What is a trivial destructor? §12.4/3 says:
A destructor is trivial if it is an implicitly-declared destructor and if:
— all of the direct base classes of its class have trivial destructors and
— for all of the non-static data members of its class that are of class type (or array thereof), each such class has a trivial destructor.
As others have mentioned, one possible result of undefined behavior is your program appearing to continue running correctly; another possible result is your program crashing. Anything can happen and there are no guarantees whatsoever.

It's undefined behavior -- but as with any UB, one possibility is that it (more or less) appears to work, at least for some definition of work.
Essentially the only time you need (or want) to explicitly invoke a destructor is in conjunction with placement new (i.e., you use placement new to create an object at a specified location, and an explicit dtor invocation to destroy that object).

From http://www.devx.com/tips/Tip/12684
Undefined behavior indicates that an implementation may behave unpredictably when a program reaches a certain state, which almost without exception is a result of a bug. Undefined behavior can be manifested as a run time crash, unstable and unreliable program state, or--in rare cases--it may even pass unnoticed.
In your case it doesn't crash because the destructor doesn't manipulate any field; actually, your class doesn't have any data members at all. If it did and in destructor's body you manipulated it in any way, you would likely get a run-time exception while calling destructor for the second time.

The problem here is that deletion / deallocation and destructors are separate and independent constructs. Much like new / allocation and constructors. It is possible to do only one of the above without the other.
In the general case this scenario does lack usefulness and just lead to confusion with stack allocated values. Off the top of my head I can't think of a good scenario where you would want to do this (although I'm sure there is potentially one). However it is possible to think of contrived scenarios where this would be legal.
class StackPointer<T> {
T* m_pData;
public:
StackPointer(T* pData) :m_pData(pData) {}
~StackPointer() {
delete m_pData;
m_pData = NULL;
}
StackPointer& operator=(T* pOther) {
this->~StackPointer();
m_pData = pOther;
return this;
}
};
Note: Please don't ever code a class this way. Have an explicit Release method instead.

It most likely works fine because the destructor does not reference any class member variables. If you tried to delete a variable within the destructor you would probably run into trouble when it is automatically called the second time.
Then again, with undefined behavior, who knows? :)
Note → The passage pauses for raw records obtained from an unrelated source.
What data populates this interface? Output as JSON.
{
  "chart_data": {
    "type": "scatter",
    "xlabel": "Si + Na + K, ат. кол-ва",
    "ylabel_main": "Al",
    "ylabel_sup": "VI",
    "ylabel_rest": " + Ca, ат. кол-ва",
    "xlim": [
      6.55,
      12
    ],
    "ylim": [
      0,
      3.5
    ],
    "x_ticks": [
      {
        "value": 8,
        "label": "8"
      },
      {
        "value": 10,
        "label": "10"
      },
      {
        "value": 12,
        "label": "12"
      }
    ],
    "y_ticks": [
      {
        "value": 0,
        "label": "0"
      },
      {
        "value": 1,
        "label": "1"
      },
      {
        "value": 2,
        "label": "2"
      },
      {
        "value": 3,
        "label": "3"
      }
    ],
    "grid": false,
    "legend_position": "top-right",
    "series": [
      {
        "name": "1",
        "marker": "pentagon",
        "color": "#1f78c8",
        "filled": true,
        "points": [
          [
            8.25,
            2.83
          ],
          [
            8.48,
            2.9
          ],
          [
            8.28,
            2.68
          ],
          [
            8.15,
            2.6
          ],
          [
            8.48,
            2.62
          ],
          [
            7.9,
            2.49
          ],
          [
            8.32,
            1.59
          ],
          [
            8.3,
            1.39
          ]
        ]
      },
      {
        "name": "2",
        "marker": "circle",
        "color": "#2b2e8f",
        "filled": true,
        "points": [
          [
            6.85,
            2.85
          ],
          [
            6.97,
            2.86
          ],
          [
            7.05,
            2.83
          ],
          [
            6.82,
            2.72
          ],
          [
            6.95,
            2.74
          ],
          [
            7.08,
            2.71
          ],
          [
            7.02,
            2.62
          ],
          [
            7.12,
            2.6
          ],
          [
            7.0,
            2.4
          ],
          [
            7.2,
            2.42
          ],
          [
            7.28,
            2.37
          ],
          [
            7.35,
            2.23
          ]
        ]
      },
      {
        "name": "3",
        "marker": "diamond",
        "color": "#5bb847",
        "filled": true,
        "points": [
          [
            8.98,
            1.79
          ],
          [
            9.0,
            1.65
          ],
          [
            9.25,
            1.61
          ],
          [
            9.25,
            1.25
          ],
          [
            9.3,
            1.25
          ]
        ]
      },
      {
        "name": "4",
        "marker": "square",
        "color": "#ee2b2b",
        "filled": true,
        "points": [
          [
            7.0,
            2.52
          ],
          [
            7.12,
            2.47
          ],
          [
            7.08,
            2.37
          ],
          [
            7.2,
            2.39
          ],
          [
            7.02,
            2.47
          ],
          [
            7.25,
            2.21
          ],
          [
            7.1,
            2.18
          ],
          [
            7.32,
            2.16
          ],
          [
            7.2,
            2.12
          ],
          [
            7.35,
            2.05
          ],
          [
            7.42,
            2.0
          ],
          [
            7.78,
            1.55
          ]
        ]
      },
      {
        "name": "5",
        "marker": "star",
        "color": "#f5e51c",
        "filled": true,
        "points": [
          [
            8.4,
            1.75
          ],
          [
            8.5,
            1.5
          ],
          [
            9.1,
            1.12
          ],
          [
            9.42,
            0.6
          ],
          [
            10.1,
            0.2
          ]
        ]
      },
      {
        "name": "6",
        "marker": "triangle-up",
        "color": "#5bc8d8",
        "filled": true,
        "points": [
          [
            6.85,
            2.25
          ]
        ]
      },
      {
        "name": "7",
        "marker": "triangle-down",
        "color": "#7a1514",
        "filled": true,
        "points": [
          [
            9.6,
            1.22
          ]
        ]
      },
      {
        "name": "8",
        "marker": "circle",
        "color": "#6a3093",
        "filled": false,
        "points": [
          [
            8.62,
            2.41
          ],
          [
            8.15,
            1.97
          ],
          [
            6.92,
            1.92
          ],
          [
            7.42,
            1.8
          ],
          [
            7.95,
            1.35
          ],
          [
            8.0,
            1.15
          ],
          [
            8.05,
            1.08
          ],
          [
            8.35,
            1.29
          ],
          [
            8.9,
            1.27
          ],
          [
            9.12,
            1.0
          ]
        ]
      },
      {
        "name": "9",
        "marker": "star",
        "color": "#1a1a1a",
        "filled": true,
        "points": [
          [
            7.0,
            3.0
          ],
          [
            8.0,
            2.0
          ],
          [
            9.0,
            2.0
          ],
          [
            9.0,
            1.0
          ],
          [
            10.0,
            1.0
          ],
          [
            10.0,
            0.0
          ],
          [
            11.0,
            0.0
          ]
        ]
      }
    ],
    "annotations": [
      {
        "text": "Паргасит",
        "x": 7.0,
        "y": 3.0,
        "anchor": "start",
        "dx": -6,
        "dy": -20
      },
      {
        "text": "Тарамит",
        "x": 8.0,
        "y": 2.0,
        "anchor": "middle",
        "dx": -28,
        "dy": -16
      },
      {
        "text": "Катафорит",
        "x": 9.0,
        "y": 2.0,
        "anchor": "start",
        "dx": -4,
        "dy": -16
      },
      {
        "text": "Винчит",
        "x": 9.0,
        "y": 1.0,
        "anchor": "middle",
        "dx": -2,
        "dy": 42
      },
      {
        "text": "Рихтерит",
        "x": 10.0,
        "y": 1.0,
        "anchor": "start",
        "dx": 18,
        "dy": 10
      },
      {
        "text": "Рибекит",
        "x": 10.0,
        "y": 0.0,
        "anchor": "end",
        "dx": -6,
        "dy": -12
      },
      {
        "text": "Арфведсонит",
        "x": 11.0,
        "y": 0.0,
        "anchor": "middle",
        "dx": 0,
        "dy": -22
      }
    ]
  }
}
What the main function does is reserving space on the stack, calling some's constructor, and at the end calling some's destructor. This always happens with a local variable, whatever code you put inside the function.
Your compiler won't detect that you manually called the destructor.
Anyway you should never manually call an object's destructor, except for objects created with placement-new.

I believe that if you want your code to be OK you simply need to call placement new and fill it back in before exiting. The call to the destructor isn't the issue, it's the second call to the destructor made when you leave scope.

Can you define the undefined behaviour you expect? Undefined doesn't mean random (or catastrophic): the behaviour of a given program may be repeatable between invocations, it just means you can't RELY on any particular behaviour because it is undefined and there is no guarantee of what will happen.

It is undefined behaviour. The undefined behaviour is the double destructor call and not with the destructor call itself. If you modify your example to:
#include <iostream>
using namespace std;
class some{ public: ~some() { [INSERT ANY CODE HERE] } };
int main() { some s; s.~some(); }
where [INSERT ANY CODE HERE] can be replaced with any arbitrary code. The results have unpredictable side effects, which is why it is considered undefined.